While protecting mountain gorillas is a priority, the national park has also been collaborating with local people to improve livelihoods as a crucial part of conservation. An initiative called Virunga Alliance was founded with the aim of reducing endemic poverty and improving the local economy.
Apart from developing local infrastructure and social services, the initiative also creates sustainable economic opportunities accessible to local people.
Ecotourism is seen as a potential growth industry as it can generate income to various local stakeholders though providing private transport, selling handicrafts and engaging in commercial activities. In spite of the constant security risk from armed groups, some 10,000 tourists visit the park a year, earning the country around $4 million.
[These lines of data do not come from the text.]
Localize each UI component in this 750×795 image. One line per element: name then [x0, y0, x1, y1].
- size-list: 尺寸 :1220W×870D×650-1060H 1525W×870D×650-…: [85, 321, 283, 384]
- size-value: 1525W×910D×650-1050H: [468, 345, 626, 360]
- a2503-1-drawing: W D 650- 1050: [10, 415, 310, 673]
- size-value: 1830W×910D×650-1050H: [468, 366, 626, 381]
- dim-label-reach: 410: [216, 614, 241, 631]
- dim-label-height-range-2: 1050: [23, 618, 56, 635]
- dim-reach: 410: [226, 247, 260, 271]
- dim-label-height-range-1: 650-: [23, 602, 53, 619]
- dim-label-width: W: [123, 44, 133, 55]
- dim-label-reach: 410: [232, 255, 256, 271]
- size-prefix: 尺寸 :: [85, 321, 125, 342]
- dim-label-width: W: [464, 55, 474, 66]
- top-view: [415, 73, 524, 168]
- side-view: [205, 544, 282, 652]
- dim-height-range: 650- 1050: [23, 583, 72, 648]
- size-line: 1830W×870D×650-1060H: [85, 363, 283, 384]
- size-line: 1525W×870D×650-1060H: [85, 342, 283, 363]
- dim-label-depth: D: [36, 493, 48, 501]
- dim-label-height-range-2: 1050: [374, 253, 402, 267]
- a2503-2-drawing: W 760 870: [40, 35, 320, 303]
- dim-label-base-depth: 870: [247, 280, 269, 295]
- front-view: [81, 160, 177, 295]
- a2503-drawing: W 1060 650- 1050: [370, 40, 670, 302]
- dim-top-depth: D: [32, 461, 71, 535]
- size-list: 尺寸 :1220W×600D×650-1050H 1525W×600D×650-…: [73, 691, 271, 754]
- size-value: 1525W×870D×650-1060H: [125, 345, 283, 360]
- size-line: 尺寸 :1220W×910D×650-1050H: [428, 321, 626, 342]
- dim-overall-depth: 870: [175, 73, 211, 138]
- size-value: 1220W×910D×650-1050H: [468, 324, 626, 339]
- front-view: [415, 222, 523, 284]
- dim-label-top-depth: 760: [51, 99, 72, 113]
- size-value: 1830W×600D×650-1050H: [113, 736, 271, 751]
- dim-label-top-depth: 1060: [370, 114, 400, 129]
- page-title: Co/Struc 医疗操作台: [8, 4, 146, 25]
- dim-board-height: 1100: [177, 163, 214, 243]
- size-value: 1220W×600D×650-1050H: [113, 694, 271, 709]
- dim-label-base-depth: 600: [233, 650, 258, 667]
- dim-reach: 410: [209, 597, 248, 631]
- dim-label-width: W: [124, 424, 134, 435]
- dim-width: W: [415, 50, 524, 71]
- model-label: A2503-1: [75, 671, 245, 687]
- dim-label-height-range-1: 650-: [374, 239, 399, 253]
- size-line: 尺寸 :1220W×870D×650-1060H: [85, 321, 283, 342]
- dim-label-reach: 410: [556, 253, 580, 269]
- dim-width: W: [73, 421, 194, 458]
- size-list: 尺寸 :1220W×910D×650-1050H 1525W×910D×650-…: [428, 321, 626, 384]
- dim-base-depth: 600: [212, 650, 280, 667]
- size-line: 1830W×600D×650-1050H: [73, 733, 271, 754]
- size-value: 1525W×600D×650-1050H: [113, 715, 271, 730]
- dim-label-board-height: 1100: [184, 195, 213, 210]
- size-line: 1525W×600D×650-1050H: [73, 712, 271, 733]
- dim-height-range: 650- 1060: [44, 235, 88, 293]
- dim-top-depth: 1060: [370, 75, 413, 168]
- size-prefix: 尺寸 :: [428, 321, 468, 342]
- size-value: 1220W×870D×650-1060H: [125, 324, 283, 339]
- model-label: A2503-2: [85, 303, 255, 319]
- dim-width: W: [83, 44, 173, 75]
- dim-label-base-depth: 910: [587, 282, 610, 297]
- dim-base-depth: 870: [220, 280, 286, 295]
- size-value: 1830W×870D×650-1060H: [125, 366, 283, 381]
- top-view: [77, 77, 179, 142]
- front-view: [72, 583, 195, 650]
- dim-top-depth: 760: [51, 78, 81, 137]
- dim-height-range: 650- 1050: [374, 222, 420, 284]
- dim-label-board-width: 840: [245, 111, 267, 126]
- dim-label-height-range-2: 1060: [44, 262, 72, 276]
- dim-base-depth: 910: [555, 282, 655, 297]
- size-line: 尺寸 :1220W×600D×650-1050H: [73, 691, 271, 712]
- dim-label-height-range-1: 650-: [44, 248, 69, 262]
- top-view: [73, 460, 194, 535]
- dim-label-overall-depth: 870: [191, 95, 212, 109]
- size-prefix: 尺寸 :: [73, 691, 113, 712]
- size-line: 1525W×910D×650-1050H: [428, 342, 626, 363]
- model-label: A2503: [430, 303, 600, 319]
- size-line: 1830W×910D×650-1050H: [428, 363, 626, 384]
However, since the start of the global COVID-19 pandemic last March, the protected area has been closed off to tourism in order to prevent the spread of the coronavirus among people, who might pass it on to the great apes. Likewise, rangers have to minimize their presence in the field to mitigate the risk of COVID-19 transmission to wildlife.
A collapse of domestic tourism has depressed local incomes, leaving many people suddenly jobless. To survive, many people have returned to seeking to exploit natural resources as an alternative. As a result, poaching in the area is becoming an even greater problem.
The gorillas are usually not primary targets for most poachers, but their snares pose great risks to the great apes as they can end up maiming or even killing the placid giants.
“There has been an increase in the number of people going into the forest to lay those snares,” said Emmanuel De Merode, director of Virunga National Park.